Según el historiador judío Flavio Josefo, los esenios, al entrar en la comunidad formulaban el terrible juramento de “odiar… siempre a los injustos y luchar en el bando de los justos” (La guerra judía n, 139). El trasfondo oscuro del odio aparece en diversos textos donde se invita al “odio eterno contra los varones de corrupción” o a “la cólera contra los varones de maldad”. Excitados por este odio, se preparaban para tomar parte en la guerra final de “los hijos de la luz” contra “los hijos de las tinieblas”.
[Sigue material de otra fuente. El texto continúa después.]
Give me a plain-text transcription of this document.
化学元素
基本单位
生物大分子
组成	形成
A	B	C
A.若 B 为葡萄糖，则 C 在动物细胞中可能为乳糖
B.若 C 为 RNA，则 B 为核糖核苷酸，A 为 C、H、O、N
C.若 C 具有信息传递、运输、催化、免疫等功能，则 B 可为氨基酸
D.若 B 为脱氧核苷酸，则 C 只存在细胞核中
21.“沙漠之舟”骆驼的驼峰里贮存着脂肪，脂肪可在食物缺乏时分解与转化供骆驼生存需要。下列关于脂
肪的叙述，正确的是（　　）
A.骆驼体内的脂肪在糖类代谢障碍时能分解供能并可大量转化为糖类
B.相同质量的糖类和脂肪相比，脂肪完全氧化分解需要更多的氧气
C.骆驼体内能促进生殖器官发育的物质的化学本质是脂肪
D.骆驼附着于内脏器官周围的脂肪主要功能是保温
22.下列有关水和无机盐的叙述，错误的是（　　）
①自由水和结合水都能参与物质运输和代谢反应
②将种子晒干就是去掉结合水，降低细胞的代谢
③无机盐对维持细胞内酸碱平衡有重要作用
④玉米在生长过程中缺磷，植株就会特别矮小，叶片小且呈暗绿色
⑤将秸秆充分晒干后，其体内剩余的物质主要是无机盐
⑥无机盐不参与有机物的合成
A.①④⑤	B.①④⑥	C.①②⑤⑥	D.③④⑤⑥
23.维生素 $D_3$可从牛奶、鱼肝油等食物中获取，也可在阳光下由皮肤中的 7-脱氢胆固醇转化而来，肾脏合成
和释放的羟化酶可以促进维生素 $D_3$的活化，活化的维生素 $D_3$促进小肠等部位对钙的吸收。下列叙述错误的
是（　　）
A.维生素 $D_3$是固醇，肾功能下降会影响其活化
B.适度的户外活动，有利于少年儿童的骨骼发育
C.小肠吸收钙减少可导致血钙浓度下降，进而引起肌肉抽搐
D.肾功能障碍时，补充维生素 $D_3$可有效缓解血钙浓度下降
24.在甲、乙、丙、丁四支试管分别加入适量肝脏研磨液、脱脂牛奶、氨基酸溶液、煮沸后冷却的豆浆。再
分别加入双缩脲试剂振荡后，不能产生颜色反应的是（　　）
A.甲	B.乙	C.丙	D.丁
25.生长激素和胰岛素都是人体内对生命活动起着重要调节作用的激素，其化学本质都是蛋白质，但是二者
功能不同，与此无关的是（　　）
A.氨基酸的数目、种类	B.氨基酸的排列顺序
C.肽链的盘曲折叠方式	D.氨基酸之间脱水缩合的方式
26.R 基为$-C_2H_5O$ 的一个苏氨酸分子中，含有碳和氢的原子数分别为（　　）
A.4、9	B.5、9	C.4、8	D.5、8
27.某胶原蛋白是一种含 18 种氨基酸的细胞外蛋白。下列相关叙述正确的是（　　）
En Qumrán se excluía de la comunidad esenia a cojos, ciegos, sordos, mudos, dementes y menores, probablemente porque no podían tomar parte en esa guerra. Jesús, por el contrario, los acogía porque no preparaba a nadie para la guerra y el odio, sino para la paz y el amor; y hablaba un lenguaje nuevo y sorprendente, y con un mensaje que dejaba claro que: “Dios no es violento, sino compasivo; que ama incluso a sus enemigos; que no busca la destrucción de nadie. Que su grandeza no consiste en vengarse, castigar y controlar la historia por medio de intervenciones destructoras. Que Dios es grande no porque tenga más poder que nadie para destruir a sus enemigos, sino porque su compasión es incondicional hacia todos”, y “Hace salir su sol sobre buenos y malos, así como manda la lluvia sobre justos e injustos” (Lc 6,35 y Mt 5,45).
Y que Dios no restringe su amor solo hacia quienes le son fieles, Él hace el bien incluso a los que se le oponen. Y no reacciona ante los hombres según su comportamiento y tampoco responde a su injusticia con injusticia, sino con amor.
Jesús al contemplar la creación constató que Dios es bueno con todos. Su experiencia fue que Dios es acogedor, compasivo y perdonador. Por eso no procedió según las expectativas mesiánicas que hablan de un Dios guerrero o de un enviado suyo que destruiría a los enemigos de Israel y no creyó tampoco en las fantasías de los apocalípticos, que anunciaban castigos catastróficos para cuantos se le oponían.
Jesús decía que no hay que alimentar odio contra nadie, como hacían los esenios de Qumrán; que Dios no excluye a nadie de su amor y nos motiva a que actuemos como él, y enseñó su conclusión: “Amen a sus enemigos para que sean dignos de su Padre del cielo”. Esta llamada de Jesús tuvo que provocar conmoción, pues los salmos invitaban más bien al odio, y la ley, en su conjunto, orientaba a combatir a los “enemigos de Dios”.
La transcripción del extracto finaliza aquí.